Catholic Homeschooled Children: Hardest Heads in the World
The world has been slowly on a trajectory towards a sense of disenchantment since Descartes’ fateful utterance of his Cogito Ergo Sum, ushering in an age of intellectual insecurity which renders thinkers incapable (or unwilling) to deal with any reality which does not appear to be measurable with such mathematical certainty as can be found in a geometrical proposition. From its lowly beginnings with Cartesian individual skepticism to full-blown political and social philosophies organized and formulated based on the premise that nothing is to be accepted if not “scientifically” proven (itself a misnomer), man has rapidly progressed towards an absurd and untenable worldview which ultimately aims at leaving him as nothing more than an organic robot. The underlying premise of this is that if we could only get rid of the human element in the world (be it free from selfishness and greed through socialism/communism, or human poisoning the world with wanton chemicals through climate activism, or even from humans themselves in arguments for abortion and overpopulation theory), we would be able to establish and maintain sort of Utopia here on earth and live happily ever after. No one encapsulated the foundational flaw this argument better than Dr. Rose Lemmons when she wrote in her essay Modes of Re-enchantment that “Original sin beaches all Utopian ships”. For those of us called to live as the Catholic Laity within the family life, this results in the frequent disconnect between our knowledge of how life is supposed to be vs. how it actually is.

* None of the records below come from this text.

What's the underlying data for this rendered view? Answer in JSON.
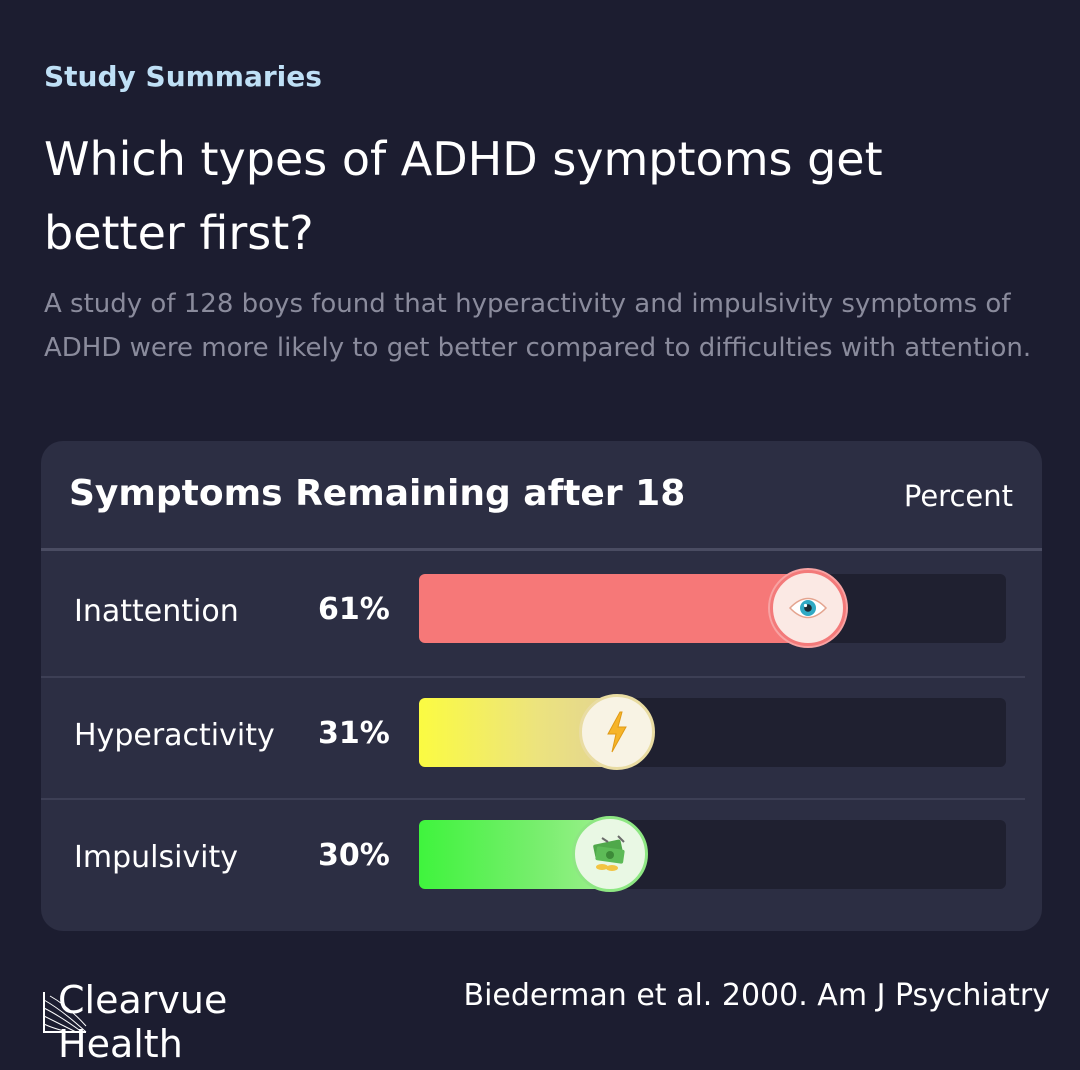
{
  "header": {
    "eyebrow": "Study Summaries",
    "title": "Which types of ADHD symptoms get better first?",
    "description": "A study of 128 boys found that hyperactivity and impulsivity symptoms of ADHD were more likely to get better compared to difficulties with attention."
  },
  "chart_data": {
    "type": "bar",
    "orientation": "horizontal",
    "title": "Symptoms Remaining after 18",
    "unit_label": "Percent",
    "xlim": [
      0,
      100
    ],
    "categories": [
      "Inattention",
      "Hyperactivity",
      "Impulsivity"
    ],
    "values": [
      61,
      31,
      30
    ],
    "value_labels": [
      "61%",
      "31%",
      "30%"
    ],
    "colors": [
      "#f67878",
      "#f7f458",
      "#49f04c"
    ],
    "icons": [
      "eye-icon",
      "lightning-icon",
      "money-icon"
    ]
  },
  "footer": {
    "brand": "Clearvue Health",
    "citation": "Biederman et al. 2000. Am J Psychiatry"
  }
}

I have a clear example in my mind. I was acquaintances at one time with a young man whom I usually refer to as “hen-pecked”. He was from a very traditional Catholic homeschooled family, was older brother to two sisters, had a very head-strong mother, and a rather hands-off approach father. It was clear from context and interactions with this family that priority was given to the younger sisters, and this young man was generally left to find out how to become a man all by himself. At every event the sisters were featured in, the parents were there to support them. This young man never had any parental visits, and was as a result very emotionally unstable (in spite of full knowledge of good Christian Masculine virtues). The particular example I have in mind was upon one occasion when he was loosely involved in the same event his sisters were, and so by technicality his parents were in a sense present also supporting him.
It was the night before the event, and I was tasked with moving about 100 chairs from one place to another. About halfway through my duties, this young man pulled his father into the back hallway through which I had to travel to talk to his father. As the conversation went on, the young man tried to open up to his father and discuss some sensitive matters with him, and became increasingly emotional and exasperated at his father’s apparent naïveté, apparently unaware of what sort of conversation was actually happening right in front of him. At a certain point, the father instructed his son to stop mid sentence, clearly distraught, to reach out to me as I passed by to ask if I needed any help moving chairs. To the father’s eyes, he was exhibiting Christian charity as a good Christian man, offering the help of himself and his son. But in spite of all his knowledge of technical Catholic teaching and a life presumably lived at focusing on God, this father could not see that his own Utopia which he assumed his family embodied was falling apart. He, like so many today, assumed that knowledge of an issue renders one free to live as if that issue does not matter.
In this it is worthwhile to contemplate the coming of the Holy Spirit, whose task it is to remind man of good and evil and to return them to a state of being able to call sin by its proper name. Simply being able to name something and recognize what it is does not free us from the responsibility and necessity to live according to the truth. The temptation is always to see the world as being totally under the domain of human reason, that if we understand the fact that we are fallen humans and therefore not perfect, we can somehow still be perfect: understanding and knowledge in this equates with the highest power of humans. Without a true understanding of human weakness, a recognition of the all-pervasiveness that the effects of Original Sin has upon the human condition, and living as though these truths matter, man fools himself into thinking that he can build himself a utopia here on earth by his own power. Too often the constructor of this utopia is the last one to realize and acknowledge the failed state - and then it is too late.